LOURDES , about 30km southeast of Pau, has just one function. Over seven million Catholic pilgrims arrive here each year, and the town is totally given over to looking after and exploiting them. Lourdes was hardly more than a village before 1858, when Bernadette Soubirous, the 14-year-old daughter of an ex-miller, had the first of eighteen visions of the Virgin Mary in the so-called Grotte de Massabielle by the Gave de Pau. Since then, Lourdes has grown a great deal, and it is now one of the biggest attractions in this part of France, many of its visitors hoping for a miraculous cure for conventionally intractable ailments.

The first large-scale pilgrimage took place in 1873, organized by a reactionary Catholic movement called the Assomptionistes , whose avowed purpose was to stem the advancing tide of republicanism and rationalism. They took over the management of Lourdes, shoving aside the local priest who had wanted to organize the pilgrimages himself. Adroit propagandists and agitators, they sought to promote their cause by publishing a cheap mass-circulation paper called La Croix , aimed at the poor and uneducated, and by organizing these massive pilgrimages.

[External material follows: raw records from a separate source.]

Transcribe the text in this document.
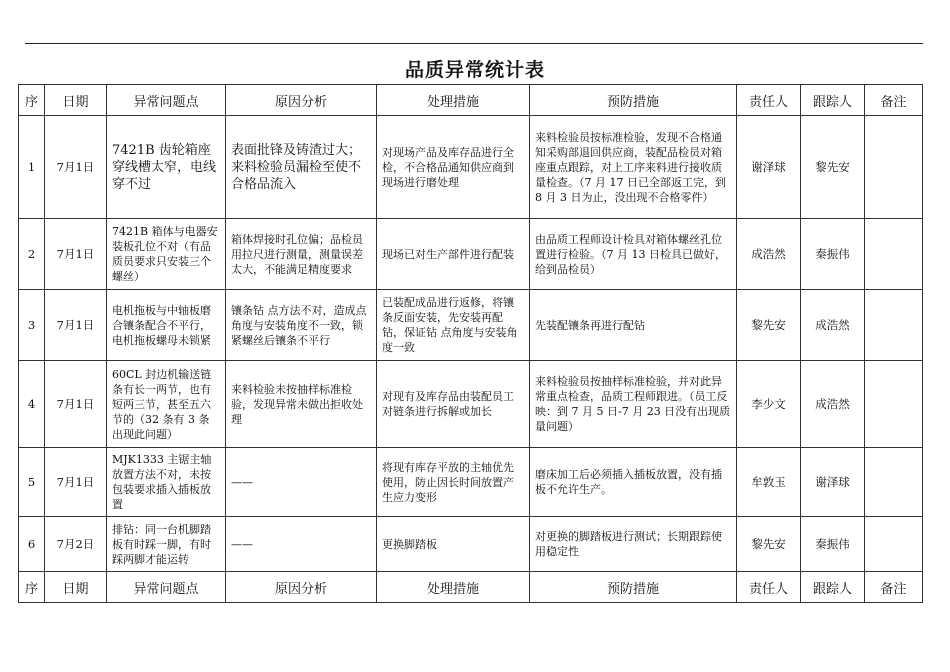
品质异常统计表
序	日期	异常问题点	原因分析	处理措施	预防措施	责任人	跟踪人	备注
1	7月1日	7421B 齿轮箱座穿线槽太窄，电线穿不过	表面批锋及铸渣过大；来料检验员漏检至使不合格品流入	对现场产品及库存品进行全检，不合格品通知供应商到现场进行磨处理	来料检验员按标准检验，发现不合格通知采购部退回供应商，装配品检员对箱座重点跟踪，对上工序来料进行接收质量检查。（7 月 17 日已全部返工完，到 8 月 3 日为止，没出现不合格零件）	谢泽球	黎先安	
2	7月1日	7421B 箱体与电器安装板孔位不对（有品质员要求只安装三个螺丝）	箱体焊接时孔位偏；品检员用拉尺进行测量，测量误差太大，不能满足精度要求	现场已对生产部件进行配装	由品质工程师设计检具对箱体螺丝孔位置进行检验。（7 月 13 日检具已做好，给到品检员）	成浩然	秦振伟	
3	7月1日	电机拖板与中轴板磨合镶条配合不平行，电机拖板螺母未锁紧	镶条钻 点方法不对，造成点角度与安装角度不一致，锁紧螺丝后镶条不平行	已装配成品进行返修，将镶条反面安装，先安装再配钻，保证钻 点角度与安装角度一致	先装配镶条再进行配钻	黎先安	成浩然	
4	7月1日	60CL 封边机输送链条有长一两节，也有短两三节，甚至五六节的（32 条有 3 条出现此问题）	来料检验未按抽样标准检验，发现异常未做出拒收处理	对现有及库存品由装配员工对链条进行拆解或加长	来料检验员按抽样标准检验，并对此异常重点检查，品质工程师跟进。（员工反映：到 7 月 5 日-7 月 23 日没有出现质量问题）	李少文	成浩然	
5	7月1日	MJK1333 主锯主轴放置方法不对，未按包装要求插入插板放置	——	将现有库存平放的主轴优先使用，防止因长时间放置产生应力变形	磨床加工后必须插入插板放置，没有插板不允许生产。	牟敦玉	谢泽球	
6	7月2日	排钻：同一台机脚踏板有时踩一脚，有时踩两脚才能运转	——	更换脚踏板	对更换的脚踏板进行测试；长期跟踪使用稳定性	黎先安	秦振伟	
序	日期	异常问题点	原因分析	处理措施	预防措施	责任人	跟踪人	备注
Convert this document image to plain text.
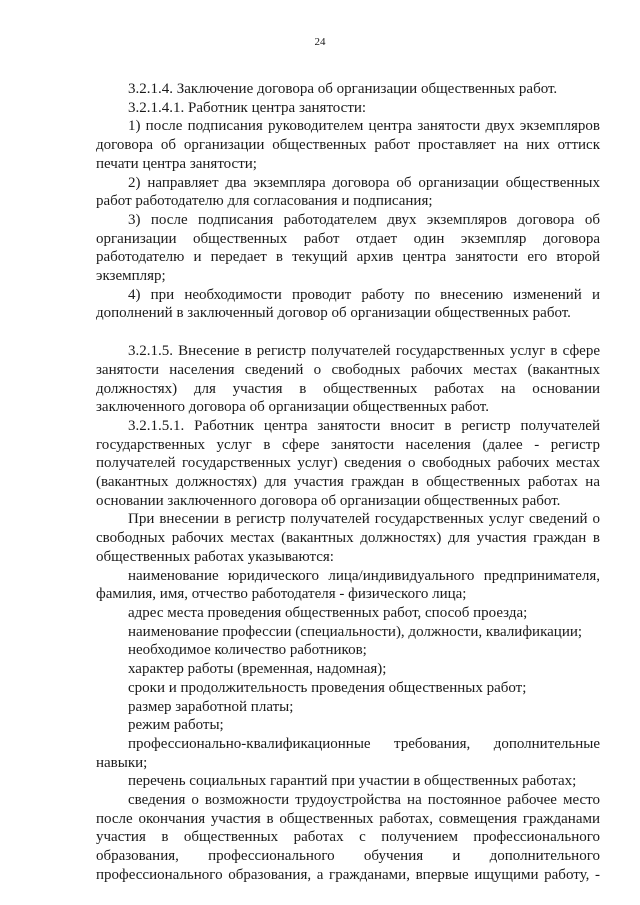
24

3.2.1.4. Заключение договора об организации общественных работ.

3.2.1.4.1. Работник центра занятости:

1) после подписания руководителем центра занятости двух экземпляров договора об организации общественных работ проставляет на них оттиск печати центра занятости;

2) направляет два экземпляра договора об организации общественных работ работодателю для согласования и подписания;

3) после подписания работодателем двух экземпляров договора об организации общественных работ отдает один экземпляр договора работодателю и передает в текущий архив центра занятости его второй экземпляр;

4) при необходимости проводит работу по внесению изменений и дополнений в заключенный договор об организации общественных работ.

3.2.1.5. Внесение в регистр получателей государственных услуг в сфере занятости населения сведений о свободных рабочих местах (вакантных должностях) для участия в общественных работах на основании заключенного договора об организации общественных работ.

3.2.1.5.1. Работник центра занятости вносит в регистр получателей государственных услуг в сфере занятости населения (далее - регистр получателей государственных услуг) сведения о свободных рабочих местах (вакантных должностях) для участия граждан в общественных работах на основании заключенного договора об организации общественных работ.

При внесении в регистр получателей государственных услуг сведений о свободных рабочих местах (вакантных должностях) для участия граждан в общественных работах указываются:

наименование юридического лица/индивидуального предпринимателя, фамилия, имя, отчество работодателя - физического лица;

адрес места проведения общественных работ, способ проезда;

наименование профессии (специальности), должности, квалификации;

необходимое количество работников;

характер работы (временная, надомная);

сроки и продолжительность проведения общественных работ;

размер заработной платы;

режим работы;

профессионально-квалификационные требования, дополнительные навыки;

перечень социальных гарантий при участии в общественных работах;

сведения о возможности трудоустройства на постоянное рабочее место после окончания участия в общественных работах, совмещения гражданами участия в общественных работах с получением профессионального образования, профессионального обучения и дополнительного профессионального образования, а гражданами, впервые ищущими работу, -
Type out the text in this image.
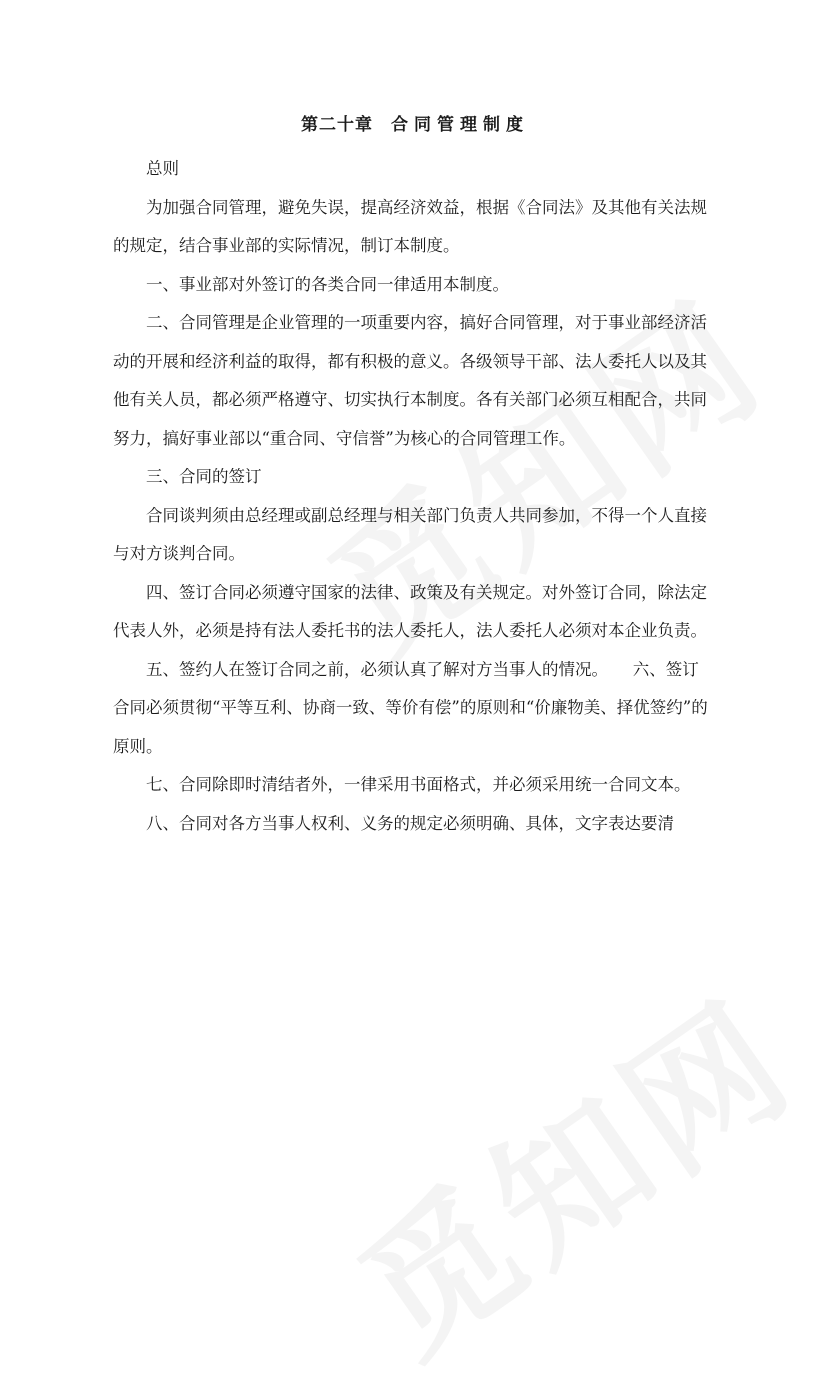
第二十章 合同管理制度

总则

为加强合同管理，避免失误，提高经济效益，根据《合同法》及其他有关法规的规定，结合事业部的实际情况，制订本制度。

一、事业部对外签订的各类合同一律适用本制度。

二、合同管理是企业管理的一项重要内容，搞好合同管理，对于事业部经济活动的开展和经济利益的取得，都有积极的意义。各级领导干部、法人委托人以及其他有关人员，都必须严格遵守、切实执行本制度。各有关部门必须互相配合，共同努力，搞好事业部以“重合同、守信誉”为核心的合同管理工作。

三、合同的签订

合同谈判须由总经理或副总经理与相关部门负责人共同参加，不得一个人直接与对方谈判合同。

四、签订合同必须遵守国家的法律、政策及有关规定。对外签订合同，除法定代表人外，必须是持有法人委托书的法人委托人，法人委托人必须对本企业负责。

五、签约人在签订合同之前，必须认真了解对方当事人的情况。　　六、签订合同必须贯彻“平等互利、协商一致、等价有偿”的原则和“价廉物美、择优签约”的原则。

七、合同除即时清结者外，一律采用书面格式，并必须采用统一合同文本。

八、合同对各方当事人权利、义务的规定必须明确、具体，文字表达要清
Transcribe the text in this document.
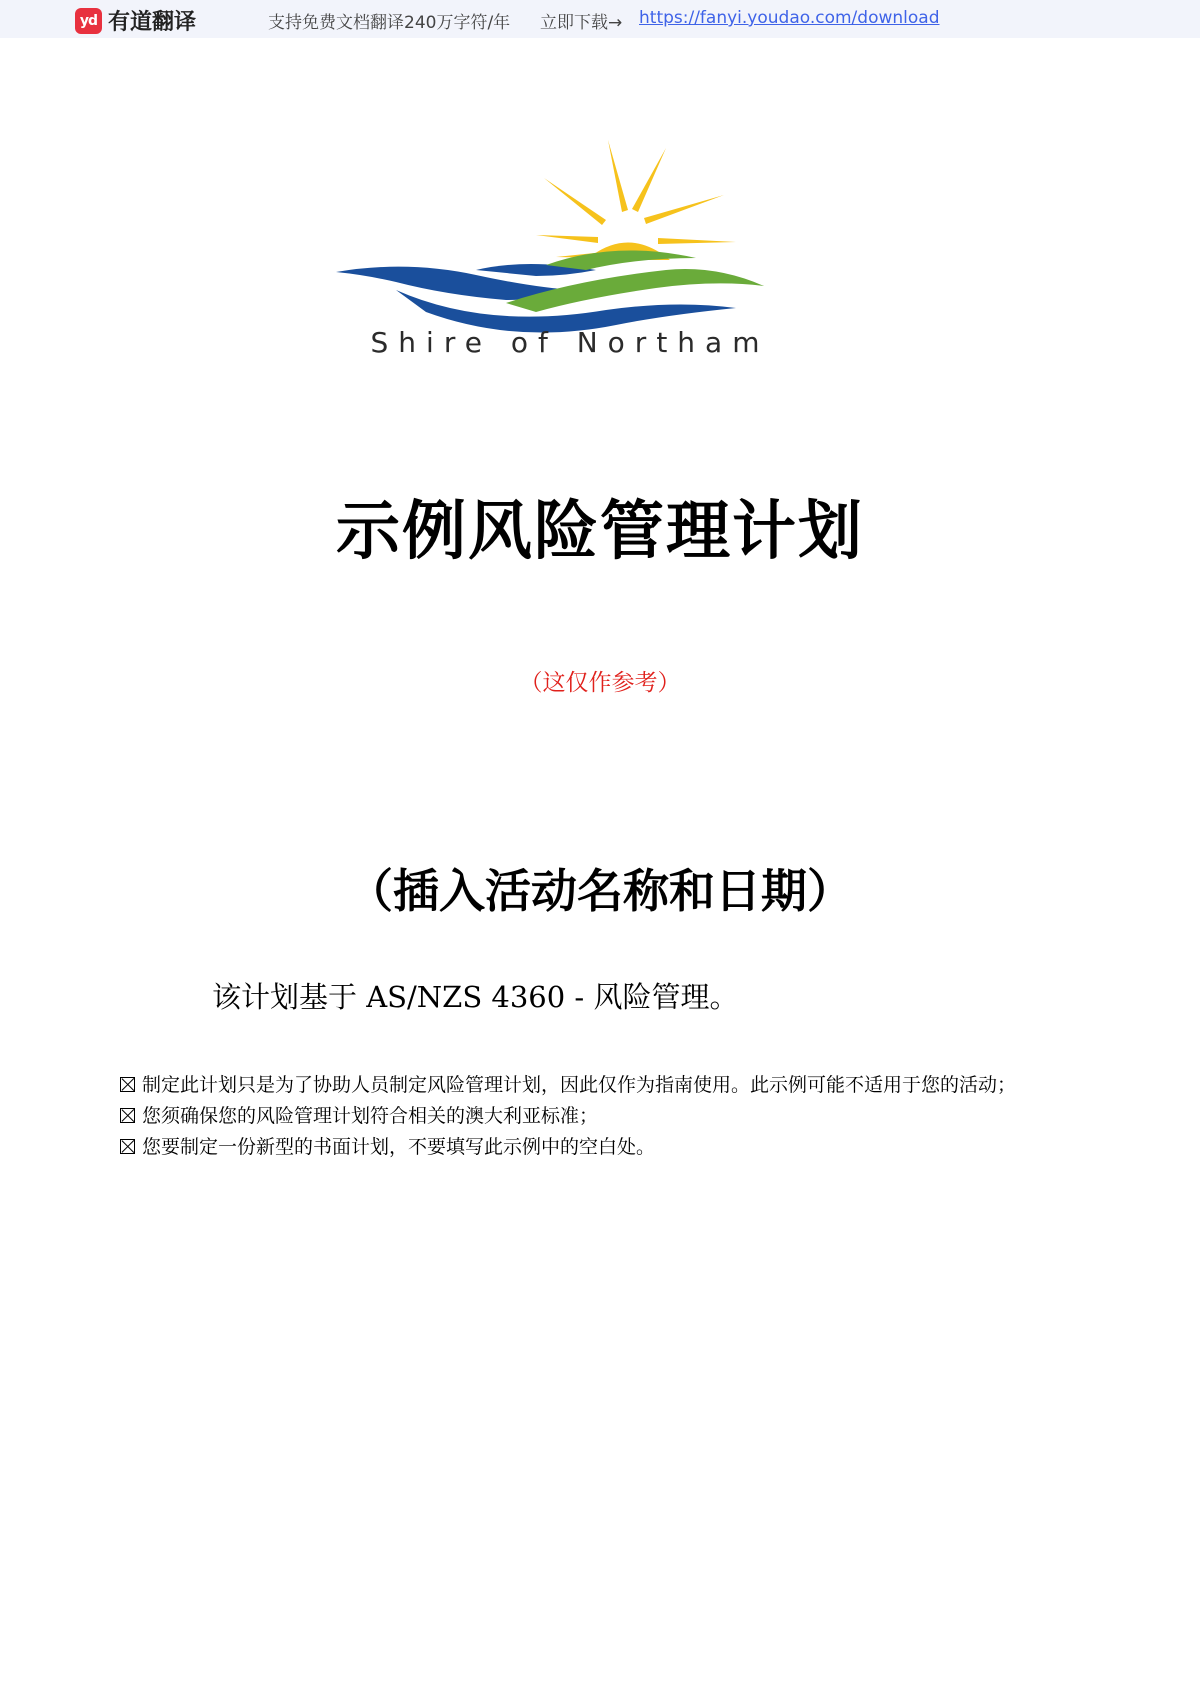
yd 有道翻译	支持免费文档翻译240万字符/年 立即下载→ https://fanyi.youdao.com/download
Shire of Northam
示例风险管理计划
（这仅作参考）
（插入活动名称和日期）
该计划基于 AS/NZS 4360 - 风险管理。
制定此计划只是为了协助人员制定风险管理计划，因此仅作为指南使用。此示例可能不适用于您的活动；
您须确保您的风险管理计划符合相关的澳大利亚标准；
您要制定一份新型的书面计划，不要填写此示例中的空白处。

Practically every shop is given over to the sale of indescribable religious kitsch: Bernadette in every shape and size, adorning barometers, thermometers, plastic tree trunks, key rings, empty bottles that you can fill with holy Lourdes water, bellows, candles, sweets and illuminated plastic grottoes. There's even a waxworks museum, the Musée Grévin , at 87 rue de la Grotte (daily: April-Oct 9-11.30am & 1.30-6.30pm; July & Aug also 8.30-10pm), with over a hundred lifesize figures illustrating the lives of Bernadette and Christ. Clustered around the miraculous grotto are the churches of the Cité Réligieuse , an annexe to the town proper that sprang up last century. The first to be built was the flamboyant Basilique du Rosaire et de l'Immaculée Conception (1871-1883), swiftly followed by the massive subterranean Basilique St-Pie-X , which claims to be able to house 20,000 people at a time. The Grotte de Massabielle itself, where Bernadette had her visions, is the focus of the pilgrimages - a moisture-blackened overhang by the riverside with a statue of the Virgin in waxwork white and baby blue.

Lourdes' only secular attraction is its castle , poised on a rocky bluff guarding the approaches to the valleys and passes of the central Pyrenees. Briefly an English stronghold in the late fourteenth century, it later became a state prison. Inside, it houses the surprisingly excellent Musée Pyrénéen (guided visits: April-Sept daily 9-11.45am & 1.30-6.45pm; rest of year daily except Tues 9am-noon & 2-6pm; last tour 1hr before closing; 30F/?4.60). Its collections include Pyrenean fauna, all sorts of fascinating pastoral and farming gear, and an interesting section on the history of Pyrenean mountaineering. In the rock garden outside are some beautiful models of various Pyrenean styles of house, as well as of the churches of St-Bertrand-de-Comminges and Luz-St-Sauveur.